In most young families with both parents in the home, life is a balancing act with many parents working full time jobs, raising children, trying to stay in touch with each other, friends and extended family. As a single parent, the challenges are often greater.
Occasionally, when parents are just too tired to care that the kids are chasing the dog around and around the kitchen table, they collapse. Sometimes they just sit and watch from the couch and only react when the dog leaps on to the couch to escape.
Then the magic happens; they look at each other and laugh hysterically and another priceless family memory is indelibly etched in their memories. This and many other stories will be retold over the years at family gatherings.
This year parents will do everything within their power to give their children all that they can afford and then some at Christmas. Parents might better forget trying to buy the newest PS-3, the Wii system, the newest i-pod or other new gadget. These are not ten dollar gifts; these are two- to four-hundred dollar gifts. As parents buy more and more, their stress levels rise in parallel dimensions as they ponder their burgeoning credit card balances.
Maybe it is time to take another look at establishing family traditions rather than spending a lot of money on gifts. Make Christmas cookies together as a family.
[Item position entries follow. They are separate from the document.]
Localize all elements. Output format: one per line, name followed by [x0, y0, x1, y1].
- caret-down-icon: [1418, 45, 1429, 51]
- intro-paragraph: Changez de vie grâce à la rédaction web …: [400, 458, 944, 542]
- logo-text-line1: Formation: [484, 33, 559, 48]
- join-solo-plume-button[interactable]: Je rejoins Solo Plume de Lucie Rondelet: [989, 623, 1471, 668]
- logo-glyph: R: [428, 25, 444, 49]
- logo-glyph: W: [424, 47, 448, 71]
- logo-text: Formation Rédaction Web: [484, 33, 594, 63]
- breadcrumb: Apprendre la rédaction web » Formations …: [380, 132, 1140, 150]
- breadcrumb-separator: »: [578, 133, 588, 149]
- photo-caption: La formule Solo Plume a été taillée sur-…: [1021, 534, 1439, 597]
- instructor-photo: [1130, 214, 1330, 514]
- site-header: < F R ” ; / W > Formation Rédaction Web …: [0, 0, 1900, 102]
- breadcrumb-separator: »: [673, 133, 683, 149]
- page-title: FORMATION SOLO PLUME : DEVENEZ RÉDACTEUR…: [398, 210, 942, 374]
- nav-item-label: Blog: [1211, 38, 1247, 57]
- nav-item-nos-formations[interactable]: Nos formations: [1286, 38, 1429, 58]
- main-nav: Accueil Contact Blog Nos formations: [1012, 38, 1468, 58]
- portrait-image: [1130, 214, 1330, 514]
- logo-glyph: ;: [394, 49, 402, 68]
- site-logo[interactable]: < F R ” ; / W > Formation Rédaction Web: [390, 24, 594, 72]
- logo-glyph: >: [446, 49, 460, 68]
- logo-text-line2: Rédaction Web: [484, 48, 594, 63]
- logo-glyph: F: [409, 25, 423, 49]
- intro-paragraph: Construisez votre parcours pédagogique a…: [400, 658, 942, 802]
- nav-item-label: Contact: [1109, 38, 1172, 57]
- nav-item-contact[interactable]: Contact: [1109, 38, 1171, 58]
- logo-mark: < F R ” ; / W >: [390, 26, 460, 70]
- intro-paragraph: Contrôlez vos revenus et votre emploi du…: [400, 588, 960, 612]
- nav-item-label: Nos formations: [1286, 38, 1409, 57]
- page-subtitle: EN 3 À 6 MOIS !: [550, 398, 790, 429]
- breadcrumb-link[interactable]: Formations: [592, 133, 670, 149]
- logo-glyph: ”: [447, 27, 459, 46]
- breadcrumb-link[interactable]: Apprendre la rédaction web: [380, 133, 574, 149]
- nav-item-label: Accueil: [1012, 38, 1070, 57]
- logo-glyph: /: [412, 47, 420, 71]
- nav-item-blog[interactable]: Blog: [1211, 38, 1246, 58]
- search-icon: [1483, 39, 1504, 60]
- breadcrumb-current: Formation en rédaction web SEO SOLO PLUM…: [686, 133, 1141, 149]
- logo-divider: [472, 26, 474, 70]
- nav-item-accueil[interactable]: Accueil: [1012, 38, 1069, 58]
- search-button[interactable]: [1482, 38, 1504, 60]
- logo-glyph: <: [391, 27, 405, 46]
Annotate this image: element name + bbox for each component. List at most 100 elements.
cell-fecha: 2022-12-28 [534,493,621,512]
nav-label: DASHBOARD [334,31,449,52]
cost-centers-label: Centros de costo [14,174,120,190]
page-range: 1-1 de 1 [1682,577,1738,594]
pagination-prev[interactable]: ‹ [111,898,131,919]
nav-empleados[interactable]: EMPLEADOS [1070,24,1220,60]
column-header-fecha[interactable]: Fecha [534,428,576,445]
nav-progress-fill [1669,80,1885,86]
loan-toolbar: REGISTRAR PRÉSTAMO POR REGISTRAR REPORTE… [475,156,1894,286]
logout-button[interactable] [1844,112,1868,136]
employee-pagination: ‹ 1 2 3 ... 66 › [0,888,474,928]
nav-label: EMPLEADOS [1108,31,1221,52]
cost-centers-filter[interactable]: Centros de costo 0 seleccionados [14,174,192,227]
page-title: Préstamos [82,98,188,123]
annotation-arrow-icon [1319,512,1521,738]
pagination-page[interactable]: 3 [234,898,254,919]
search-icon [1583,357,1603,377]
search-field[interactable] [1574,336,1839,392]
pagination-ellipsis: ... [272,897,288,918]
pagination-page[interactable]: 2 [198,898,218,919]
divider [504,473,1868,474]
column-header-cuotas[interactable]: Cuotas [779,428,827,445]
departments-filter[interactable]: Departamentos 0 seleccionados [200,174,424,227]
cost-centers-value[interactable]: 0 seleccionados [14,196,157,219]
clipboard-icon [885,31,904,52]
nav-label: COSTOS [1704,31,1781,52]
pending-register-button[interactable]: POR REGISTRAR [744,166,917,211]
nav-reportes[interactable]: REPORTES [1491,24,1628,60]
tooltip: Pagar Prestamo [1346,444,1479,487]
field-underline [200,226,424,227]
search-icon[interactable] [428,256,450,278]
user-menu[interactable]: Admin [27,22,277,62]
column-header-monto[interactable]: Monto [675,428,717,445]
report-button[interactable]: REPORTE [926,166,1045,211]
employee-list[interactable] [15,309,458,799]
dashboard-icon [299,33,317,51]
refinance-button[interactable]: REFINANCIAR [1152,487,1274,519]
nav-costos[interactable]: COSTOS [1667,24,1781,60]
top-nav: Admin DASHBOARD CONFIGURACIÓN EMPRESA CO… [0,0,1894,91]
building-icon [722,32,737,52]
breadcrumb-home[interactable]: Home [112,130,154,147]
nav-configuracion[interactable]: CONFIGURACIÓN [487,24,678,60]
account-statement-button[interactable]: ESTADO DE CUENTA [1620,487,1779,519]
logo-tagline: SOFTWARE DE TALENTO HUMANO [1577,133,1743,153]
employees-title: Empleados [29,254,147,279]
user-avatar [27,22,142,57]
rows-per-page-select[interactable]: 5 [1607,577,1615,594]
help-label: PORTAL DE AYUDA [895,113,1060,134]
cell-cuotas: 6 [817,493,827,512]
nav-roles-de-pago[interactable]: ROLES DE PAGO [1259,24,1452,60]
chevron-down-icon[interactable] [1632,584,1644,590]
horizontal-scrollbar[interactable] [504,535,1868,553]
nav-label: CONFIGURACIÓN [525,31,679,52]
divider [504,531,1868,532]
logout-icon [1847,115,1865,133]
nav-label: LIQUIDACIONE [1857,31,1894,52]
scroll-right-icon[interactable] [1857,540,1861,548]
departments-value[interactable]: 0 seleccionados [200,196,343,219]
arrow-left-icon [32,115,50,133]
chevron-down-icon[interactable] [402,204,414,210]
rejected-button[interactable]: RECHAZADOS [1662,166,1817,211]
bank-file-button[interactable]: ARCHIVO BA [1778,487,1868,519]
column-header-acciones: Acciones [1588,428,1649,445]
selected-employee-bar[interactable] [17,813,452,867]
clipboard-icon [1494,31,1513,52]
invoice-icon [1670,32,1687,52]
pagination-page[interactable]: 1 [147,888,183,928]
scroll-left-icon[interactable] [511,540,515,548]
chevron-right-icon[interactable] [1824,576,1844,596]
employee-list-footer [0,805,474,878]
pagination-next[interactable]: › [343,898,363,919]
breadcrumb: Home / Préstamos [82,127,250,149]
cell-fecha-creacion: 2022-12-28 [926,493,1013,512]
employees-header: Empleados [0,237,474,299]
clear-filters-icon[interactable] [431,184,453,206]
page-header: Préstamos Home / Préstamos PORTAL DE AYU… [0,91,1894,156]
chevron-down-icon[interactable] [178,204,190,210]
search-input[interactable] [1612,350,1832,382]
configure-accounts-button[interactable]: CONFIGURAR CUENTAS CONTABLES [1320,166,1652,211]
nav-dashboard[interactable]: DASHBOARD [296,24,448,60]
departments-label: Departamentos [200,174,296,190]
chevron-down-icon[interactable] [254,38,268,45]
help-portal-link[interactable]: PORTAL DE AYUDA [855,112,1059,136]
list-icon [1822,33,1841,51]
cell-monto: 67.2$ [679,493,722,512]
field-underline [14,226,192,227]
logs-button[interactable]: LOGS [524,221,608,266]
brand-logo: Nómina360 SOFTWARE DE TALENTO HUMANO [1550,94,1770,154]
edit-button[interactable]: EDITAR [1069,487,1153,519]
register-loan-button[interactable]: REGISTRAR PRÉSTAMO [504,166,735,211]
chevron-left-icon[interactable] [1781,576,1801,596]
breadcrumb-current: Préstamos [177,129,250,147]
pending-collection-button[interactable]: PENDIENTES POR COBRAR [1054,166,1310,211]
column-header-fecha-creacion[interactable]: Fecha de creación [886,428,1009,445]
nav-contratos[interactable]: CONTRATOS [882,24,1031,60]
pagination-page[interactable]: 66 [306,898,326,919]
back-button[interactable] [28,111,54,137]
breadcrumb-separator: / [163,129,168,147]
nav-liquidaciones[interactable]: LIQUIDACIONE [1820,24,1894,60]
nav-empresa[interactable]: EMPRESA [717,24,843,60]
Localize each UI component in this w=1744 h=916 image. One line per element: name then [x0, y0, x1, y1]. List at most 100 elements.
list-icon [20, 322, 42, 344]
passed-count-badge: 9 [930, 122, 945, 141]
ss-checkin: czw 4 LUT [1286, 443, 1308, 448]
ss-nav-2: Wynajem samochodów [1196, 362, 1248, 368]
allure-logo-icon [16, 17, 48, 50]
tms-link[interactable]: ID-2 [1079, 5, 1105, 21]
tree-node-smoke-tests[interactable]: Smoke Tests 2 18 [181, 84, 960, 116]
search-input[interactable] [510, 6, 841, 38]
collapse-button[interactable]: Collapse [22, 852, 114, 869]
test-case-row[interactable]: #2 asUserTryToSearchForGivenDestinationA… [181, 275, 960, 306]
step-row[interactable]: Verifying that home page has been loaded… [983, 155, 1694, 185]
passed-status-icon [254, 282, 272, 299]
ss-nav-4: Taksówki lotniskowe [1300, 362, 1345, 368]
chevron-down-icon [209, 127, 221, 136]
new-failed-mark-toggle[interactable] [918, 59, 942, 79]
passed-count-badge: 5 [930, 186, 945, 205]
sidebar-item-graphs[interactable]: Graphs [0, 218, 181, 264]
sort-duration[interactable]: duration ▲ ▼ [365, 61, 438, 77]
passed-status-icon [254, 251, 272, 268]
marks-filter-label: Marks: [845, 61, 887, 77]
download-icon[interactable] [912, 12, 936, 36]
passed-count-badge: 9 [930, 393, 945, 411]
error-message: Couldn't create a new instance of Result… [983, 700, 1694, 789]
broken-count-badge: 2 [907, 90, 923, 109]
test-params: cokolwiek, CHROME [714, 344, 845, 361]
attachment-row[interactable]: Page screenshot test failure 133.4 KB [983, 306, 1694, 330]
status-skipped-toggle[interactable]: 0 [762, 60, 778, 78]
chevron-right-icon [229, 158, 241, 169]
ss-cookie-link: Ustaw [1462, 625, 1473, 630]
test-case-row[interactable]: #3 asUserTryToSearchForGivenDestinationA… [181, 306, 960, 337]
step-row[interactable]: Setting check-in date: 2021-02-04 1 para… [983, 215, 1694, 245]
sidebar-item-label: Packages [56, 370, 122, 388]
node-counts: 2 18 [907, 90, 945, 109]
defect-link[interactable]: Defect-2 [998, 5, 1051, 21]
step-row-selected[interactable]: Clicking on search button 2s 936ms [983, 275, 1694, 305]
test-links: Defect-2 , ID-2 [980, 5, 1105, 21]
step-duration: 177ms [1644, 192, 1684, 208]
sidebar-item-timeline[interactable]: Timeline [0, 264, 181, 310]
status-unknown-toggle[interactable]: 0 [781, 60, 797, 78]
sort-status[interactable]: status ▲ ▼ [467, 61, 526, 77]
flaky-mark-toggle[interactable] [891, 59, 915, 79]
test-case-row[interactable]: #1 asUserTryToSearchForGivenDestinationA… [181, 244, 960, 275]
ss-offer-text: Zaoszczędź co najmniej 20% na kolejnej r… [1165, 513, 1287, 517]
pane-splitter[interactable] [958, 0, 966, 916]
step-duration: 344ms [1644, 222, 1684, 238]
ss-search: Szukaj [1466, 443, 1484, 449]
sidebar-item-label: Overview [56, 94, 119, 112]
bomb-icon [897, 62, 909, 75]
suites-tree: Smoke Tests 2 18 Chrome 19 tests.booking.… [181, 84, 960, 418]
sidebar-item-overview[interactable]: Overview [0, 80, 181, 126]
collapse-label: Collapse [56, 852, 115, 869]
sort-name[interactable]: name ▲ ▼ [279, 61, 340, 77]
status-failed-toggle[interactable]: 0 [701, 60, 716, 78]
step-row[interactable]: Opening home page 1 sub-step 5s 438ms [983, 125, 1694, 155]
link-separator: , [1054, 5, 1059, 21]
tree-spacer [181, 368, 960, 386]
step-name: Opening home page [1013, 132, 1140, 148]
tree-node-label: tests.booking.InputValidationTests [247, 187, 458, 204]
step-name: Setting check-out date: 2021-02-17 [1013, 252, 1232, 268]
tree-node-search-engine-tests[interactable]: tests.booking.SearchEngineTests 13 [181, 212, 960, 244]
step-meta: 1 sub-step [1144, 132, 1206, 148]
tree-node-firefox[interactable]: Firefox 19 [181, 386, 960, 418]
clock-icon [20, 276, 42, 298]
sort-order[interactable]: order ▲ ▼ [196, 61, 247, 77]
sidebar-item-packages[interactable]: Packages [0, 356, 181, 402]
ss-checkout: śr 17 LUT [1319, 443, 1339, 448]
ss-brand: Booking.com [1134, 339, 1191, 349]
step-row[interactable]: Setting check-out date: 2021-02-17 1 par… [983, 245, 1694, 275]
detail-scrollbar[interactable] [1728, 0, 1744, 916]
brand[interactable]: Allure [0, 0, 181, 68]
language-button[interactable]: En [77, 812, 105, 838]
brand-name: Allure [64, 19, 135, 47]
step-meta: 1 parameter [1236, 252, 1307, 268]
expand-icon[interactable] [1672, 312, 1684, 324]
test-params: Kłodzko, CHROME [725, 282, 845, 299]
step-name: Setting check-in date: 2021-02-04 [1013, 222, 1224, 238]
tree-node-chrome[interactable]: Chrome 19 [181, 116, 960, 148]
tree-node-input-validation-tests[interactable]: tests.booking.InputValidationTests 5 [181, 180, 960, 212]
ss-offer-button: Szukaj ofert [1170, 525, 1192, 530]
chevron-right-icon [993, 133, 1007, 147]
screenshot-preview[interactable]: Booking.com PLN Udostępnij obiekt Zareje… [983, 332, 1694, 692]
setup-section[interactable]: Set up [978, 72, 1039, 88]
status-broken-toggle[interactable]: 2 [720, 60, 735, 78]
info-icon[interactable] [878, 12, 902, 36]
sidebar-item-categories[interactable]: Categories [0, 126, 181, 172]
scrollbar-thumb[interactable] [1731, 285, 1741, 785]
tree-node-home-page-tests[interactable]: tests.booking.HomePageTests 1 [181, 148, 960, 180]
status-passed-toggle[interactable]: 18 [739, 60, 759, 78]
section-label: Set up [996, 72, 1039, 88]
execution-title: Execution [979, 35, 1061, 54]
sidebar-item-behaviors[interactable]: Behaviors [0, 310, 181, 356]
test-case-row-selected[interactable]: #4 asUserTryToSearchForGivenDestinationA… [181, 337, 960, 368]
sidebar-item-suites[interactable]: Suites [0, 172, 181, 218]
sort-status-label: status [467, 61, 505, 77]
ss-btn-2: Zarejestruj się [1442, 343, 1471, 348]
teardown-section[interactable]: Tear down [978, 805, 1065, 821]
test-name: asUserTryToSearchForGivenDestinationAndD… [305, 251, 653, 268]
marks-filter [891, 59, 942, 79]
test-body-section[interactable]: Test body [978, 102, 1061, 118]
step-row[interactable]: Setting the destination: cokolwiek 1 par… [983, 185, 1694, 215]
Watch a Christmas movie together while sipping Mom's fabulous homemade hot chocolate; It's a Wonderful Life was my favorite.
Take a "do nothing" day. Play board games all day; stay in your pajamas; don't answer the telephone and no cell phones allowed. Let your kids' help you put up Christmas decorations or make your own. Make homemade Christmas decorations from a simple mixture of flour, water and salt that makes dough that can be shaped, baked, painted and hung on the tree. Go sliding at the nearest hill, have a snowball fight or build a snowman. Let your kids make you breakfast in bed even if they leave a big mess behind. Do something simple that doesn't cost money.
Do something nice for someone else. Bring some candy or cookies to a nursing home or just visit to brighten the day of folks that would really appreciate it. You will be giving your children the gift of caring for someone else, a great gift indeed.
Twenty years from now, your children may not remember the CD you got them this Christmas. They will remember the Christmas that you spent the entire day with them uninterrupted. They will remember the homemade cookies; the laughter and the other priceless moments together that will help make your family legacy.
This year, put your wallet away and instead, open your heart to your children by not over-spending and stressing yourself out. This Christmas, be safe, be happy, love your family and those close to you and if you are really good, those not so close to you. Merry Christmas. Remember all kids count.